Laut Bekah, Keindahan Wisata yang Tersembunyi di Gunungkidul
Klickberita.com
– Di Gunungkidul terkenal dengan pantai yang sangat eksotis nan indah. Namun
ternyata, di pesisir Samudera Hindia ini ada juga wisata Laut Bekah yang cukup menawan.
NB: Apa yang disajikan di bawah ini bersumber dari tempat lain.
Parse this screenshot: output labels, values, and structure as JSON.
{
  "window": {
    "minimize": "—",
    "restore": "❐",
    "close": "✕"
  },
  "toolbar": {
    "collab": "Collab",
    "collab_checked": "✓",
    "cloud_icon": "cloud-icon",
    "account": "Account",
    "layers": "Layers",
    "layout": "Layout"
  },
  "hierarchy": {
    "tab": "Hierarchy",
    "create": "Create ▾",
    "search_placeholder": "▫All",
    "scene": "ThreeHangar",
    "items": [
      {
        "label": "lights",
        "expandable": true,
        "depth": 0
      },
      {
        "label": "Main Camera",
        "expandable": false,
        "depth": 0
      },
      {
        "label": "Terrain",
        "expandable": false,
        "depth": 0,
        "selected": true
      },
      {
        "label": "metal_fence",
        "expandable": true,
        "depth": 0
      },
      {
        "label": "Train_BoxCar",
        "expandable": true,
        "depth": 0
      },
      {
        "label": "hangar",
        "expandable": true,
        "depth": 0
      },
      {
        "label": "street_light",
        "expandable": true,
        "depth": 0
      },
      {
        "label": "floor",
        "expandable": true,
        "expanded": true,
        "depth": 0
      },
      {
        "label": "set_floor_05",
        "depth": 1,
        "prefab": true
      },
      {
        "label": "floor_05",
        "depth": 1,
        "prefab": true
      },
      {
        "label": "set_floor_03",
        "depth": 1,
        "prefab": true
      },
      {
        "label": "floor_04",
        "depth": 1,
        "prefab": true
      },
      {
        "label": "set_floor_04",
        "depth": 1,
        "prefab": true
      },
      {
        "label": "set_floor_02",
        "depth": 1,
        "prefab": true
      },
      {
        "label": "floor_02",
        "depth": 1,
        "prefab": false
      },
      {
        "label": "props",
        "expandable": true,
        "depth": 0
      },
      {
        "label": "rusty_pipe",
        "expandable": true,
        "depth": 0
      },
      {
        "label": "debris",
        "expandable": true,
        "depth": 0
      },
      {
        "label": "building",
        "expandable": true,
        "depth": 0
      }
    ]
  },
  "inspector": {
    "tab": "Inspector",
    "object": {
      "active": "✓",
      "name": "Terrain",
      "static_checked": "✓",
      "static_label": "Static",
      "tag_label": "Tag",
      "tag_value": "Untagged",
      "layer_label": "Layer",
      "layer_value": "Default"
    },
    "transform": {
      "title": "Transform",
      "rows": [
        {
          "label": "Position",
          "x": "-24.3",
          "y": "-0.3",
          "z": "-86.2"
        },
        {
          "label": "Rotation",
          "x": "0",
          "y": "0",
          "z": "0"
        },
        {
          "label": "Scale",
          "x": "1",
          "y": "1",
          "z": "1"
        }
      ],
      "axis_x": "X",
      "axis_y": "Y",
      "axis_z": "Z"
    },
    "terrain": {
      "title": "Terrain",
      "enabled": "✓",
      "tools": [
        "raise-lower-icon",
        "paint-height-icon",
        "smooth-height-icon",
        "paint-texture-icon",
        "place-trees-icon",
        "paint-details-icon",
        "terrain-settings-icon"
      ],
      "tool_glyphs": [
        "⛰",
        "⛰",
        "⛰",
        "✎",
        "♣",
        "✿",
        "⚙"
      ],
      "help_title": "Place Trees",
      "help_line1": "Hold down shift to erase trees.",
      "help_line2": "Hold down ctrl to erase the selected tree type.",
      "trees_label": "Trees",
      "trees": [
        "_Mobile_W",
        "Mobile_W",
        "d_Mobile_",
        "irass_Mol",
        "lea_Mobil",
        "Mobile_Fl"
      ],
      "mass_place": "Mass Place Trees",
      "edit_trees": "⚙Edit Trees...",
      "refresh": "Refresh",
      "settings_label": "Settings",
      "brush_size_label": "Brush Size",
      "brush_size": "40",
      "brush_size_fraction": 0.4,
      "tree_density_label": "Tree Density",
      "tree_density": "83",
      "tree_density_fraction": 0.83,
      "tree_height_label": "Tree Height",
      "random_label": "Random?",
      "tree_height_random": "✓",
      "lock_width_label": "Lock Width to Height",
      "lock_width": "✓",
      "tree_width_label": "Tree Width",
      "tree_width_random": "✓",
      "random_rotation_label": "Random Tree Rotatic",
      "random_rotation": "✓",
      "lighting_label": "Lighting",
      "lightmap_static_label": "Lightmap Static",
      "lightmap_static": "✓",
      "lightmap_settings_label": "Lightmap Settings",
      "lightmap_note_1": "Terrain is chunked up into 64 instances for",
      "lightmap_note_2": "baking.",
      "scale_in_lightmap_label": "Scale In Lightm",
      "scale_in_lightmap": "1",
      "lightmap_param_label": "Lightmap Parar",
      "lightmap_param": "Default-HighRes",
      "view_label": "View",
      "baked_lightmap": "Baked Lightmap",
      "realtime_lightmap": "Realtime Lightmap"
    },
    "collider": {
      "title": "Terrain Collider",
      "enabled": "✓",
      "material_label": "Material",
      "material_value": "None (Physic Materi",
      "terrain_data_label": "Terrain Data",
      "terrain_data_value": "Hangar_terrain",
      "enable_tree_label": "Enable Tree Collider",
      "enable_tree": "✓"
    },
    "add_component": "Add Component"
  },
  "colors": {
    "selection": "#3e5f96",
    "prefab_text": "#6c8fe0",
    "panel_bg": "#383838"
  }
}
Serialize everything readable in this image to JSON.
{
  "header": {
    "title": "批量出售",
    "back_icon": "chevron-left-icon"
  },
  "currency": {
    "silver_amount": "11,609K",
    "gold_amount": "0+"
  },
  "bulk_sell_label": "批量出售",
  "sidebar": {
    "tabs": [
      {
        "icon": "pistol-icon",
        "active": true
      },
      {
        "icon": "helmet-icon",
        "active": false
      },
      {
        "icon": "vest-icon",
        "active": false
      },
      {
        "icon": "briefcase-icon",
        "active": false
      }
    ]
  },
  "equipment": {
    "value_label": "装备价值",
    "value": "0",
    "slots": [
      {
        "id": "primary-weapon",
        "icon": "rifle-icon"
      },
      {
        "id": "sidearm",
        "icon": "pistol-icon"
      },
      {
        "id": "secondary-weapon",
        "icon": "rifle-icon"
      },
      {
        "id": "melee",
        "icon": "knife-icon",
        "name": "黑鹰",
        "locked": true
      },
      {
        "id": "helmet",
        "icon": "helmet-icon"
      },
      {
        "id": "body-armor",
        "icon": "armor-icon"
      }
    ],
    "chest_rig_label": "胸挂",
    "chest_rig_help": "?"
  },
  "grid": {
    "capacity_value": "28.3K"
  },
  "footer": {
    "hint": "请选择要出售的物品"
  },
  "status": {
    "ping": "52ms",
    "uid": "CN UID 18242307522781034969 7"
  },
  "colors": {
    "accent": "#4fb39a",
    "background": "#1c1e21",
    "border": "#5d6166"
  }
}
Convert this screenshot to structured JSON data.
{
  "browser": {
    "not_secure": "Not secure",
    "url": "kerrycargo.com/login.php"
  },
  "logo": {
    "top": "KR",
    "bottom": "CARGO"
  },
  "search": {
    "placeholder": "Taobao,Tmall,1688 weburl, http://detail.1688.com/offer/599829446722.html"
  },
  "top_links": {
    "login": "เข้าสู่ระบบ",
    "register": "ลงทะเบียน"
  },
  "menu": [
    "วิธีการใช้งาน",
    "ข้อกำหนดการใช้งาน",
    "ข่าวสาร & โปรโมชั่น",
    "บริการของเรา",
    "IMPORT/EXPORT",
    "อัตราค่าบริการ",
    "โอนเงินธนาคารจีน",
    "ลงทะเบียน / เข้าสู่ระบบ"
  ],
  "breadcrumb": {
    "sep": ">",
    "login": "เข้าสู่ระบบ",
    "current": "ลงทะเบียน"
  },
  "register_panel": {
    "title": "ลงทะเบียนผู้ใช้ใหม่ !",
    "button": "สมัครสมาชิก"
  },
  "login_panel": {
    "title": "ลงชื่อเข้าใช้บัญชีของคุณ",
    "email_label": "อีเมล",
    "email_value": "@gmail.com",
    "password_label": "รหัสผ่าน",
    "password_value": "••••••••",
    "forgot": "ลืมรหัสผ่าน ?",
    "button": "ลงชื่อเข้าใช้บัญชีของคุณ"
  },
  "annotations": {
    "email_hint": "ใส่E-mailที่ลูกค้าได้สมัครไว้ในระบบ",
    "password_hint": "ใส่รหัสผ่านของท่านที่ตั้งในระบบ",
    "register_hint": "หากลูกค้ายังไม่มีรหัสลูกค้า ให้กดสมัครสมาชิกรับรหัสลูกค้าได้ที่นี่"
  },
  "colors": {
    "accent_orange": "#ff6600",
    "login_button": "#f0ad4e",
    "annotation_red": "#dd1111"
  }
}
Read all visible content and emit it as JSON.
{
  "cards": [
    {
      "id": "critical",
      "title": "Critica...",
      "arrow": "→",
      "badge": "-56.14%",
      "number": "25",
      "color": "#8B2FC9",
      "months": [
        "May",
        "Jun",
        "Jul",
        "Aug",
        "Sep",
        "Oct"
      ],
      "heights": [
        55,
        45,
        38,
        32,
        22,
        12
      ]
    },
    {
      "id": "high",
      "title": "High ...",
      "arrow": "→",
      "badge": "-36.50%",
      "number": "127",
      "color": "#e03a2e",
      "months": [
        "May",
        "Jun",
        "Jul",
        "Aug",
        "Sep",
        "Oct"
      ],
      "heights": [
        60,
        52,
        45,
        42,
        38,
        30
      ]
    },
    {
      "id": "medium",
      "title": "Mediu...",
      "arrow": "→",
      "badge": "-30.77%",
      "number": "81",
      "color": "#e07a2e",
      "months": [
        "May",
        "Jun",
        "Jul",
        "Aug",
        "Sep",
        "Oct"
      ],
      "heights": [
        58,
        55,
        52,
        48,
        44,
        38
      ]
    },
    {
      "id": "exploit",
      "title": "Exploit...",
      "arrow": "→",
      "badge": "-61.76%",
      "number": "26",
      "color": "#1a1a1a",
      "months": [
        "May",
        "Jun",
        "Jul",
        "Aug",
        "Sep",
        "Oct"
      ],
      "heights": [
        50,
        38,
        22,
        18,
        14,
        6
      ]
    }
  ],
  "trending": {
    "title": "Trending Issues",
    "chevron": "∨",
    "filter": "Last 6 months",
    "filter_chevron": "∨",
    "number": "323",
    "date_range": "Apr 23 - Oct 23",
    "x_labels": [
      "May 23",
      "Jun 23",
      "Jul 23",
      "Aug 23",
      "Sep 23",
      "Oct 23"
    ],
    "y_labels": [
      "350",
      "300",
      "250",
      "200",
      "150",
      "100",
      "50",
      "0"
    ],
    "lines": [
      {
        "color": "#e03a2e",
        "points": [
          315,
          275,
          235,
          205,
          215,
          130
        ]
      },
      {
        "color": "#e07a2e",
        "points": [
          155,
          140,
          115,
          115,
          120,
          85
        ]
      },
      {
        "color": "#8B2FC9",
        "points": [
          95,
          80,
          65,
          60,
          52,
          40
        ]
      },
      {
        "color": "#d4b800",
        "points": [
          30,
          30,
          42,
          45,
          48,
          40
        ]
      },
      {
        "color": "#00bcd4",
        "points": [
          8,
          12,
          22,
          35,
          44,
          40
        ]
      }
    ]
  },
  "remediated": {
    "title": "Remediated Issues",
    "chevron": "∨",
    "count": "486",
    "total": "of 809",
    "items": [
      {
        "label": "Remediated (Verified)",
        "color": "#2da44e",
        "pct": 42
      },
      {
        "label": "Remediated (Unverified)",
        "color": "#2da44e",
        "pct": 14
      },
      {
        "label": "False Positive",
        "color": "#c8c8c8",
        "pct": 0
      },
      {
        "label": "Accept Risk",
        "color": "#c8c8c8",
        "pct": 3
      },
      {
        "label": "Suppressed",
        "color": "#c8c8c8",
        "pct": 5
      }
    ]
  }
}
Sayangnya Laut Bekah ini tidak begitu populer, bahkan bisa dibilang tidak
banyak yang tahu.
Karena Laut Bekah, dan
Bukan Pantai Bekah, maka sama sekali tak ada pasir pantai yang menjorok di
sana. Jadi tidak bisa bermain-main air, apalagi berjalan di pasir putih seperti
di pantai-pantai indah di Gunungkidul.
Tidak ubahnya seperti
Pantai Kesirat, Laut Bekah ini dipenuhi dengan tebing-tebing curam lagi tinggi
yang mencapai 90 mdpl. Cukup tinggi. Disebut pula, di sekitar Laut Bekah, ada
palung yang terdalam di dunia di sana. Palung yang dalam itu surganya para
hewan laut, seperti ikan, kepiting, lobster, dan hewan laut lainnya.
Laut Bekah yang tersembunyi di Gunungkidul | Foto Klickberita |
Lokasi Laut Bekah ini berada di
Dusun Temon, Desa Giripurwo, Kecamatan Purwosari, Kabupaten Gunungkidul,
Yogyakarta. Menuju ke Pantai ini juga bisa dari Imogiri. Namun kami sendiri
dari Parangtritis.
Hari Minggu lalu kami
sempat berkunjung ke Laut Bekah, setelah menyantap kuliner seafood dari Pantai
Depok di Desa Parangtritis. Rute menuju ke sana, kami dari Pantai Depok yang
mengambil arah ke timur. Jalannya beraspal sangat mulus, dan tidak begitu
banyak pengunjung. Hanya saja jalanan menanjak dan berliku.
Sekitar 17 km dari
Pantai Parangtritis, kami pun menjumpai plang bertulis Laut Bekah. Sebenarnya
kunjungan ke Laut Bekah tanpa disengaja, karena kami memang mencari objek baru
yang akan diliput. Nah, kami temukanlah Laut Bekah ini. Karena penasaran dengan
Laut Bekah, kami pun mencari informasi dari internet dulu. Setelah mendapatkan
informasi, motor kami pun segera menuju lokasi.
Menuju ke Laut Bekah
harus ekstra sabar, dari jalan raya mungkin sekitar 6 atau 7 km. Dan yang
paling menguji kesabaran adalah jalannya, ya ampun parahnyaaa. Rusak betul. Ada
sekitar 2 km jalanan yang betul-betul parah. Jalan itu tidak beraspal, dan
dibuat dari kerikil-kerikil batu laut di jalan yang naik turun. Rasanya
pinggang mau copot.
Jalan menuju Laut Bekah | Foto Klickberita |
Walau begitu, warga di
sana cukup ramai berlalu-lalang. Seperti pada umumnya warga Gunungkidul yang
berladang, mencari rumput, mencari kayu bakar, memancing ikan, dan ada juga
truck yang masuk mengangkut kayu. Apa karena truck ini juga yang merusak jalan?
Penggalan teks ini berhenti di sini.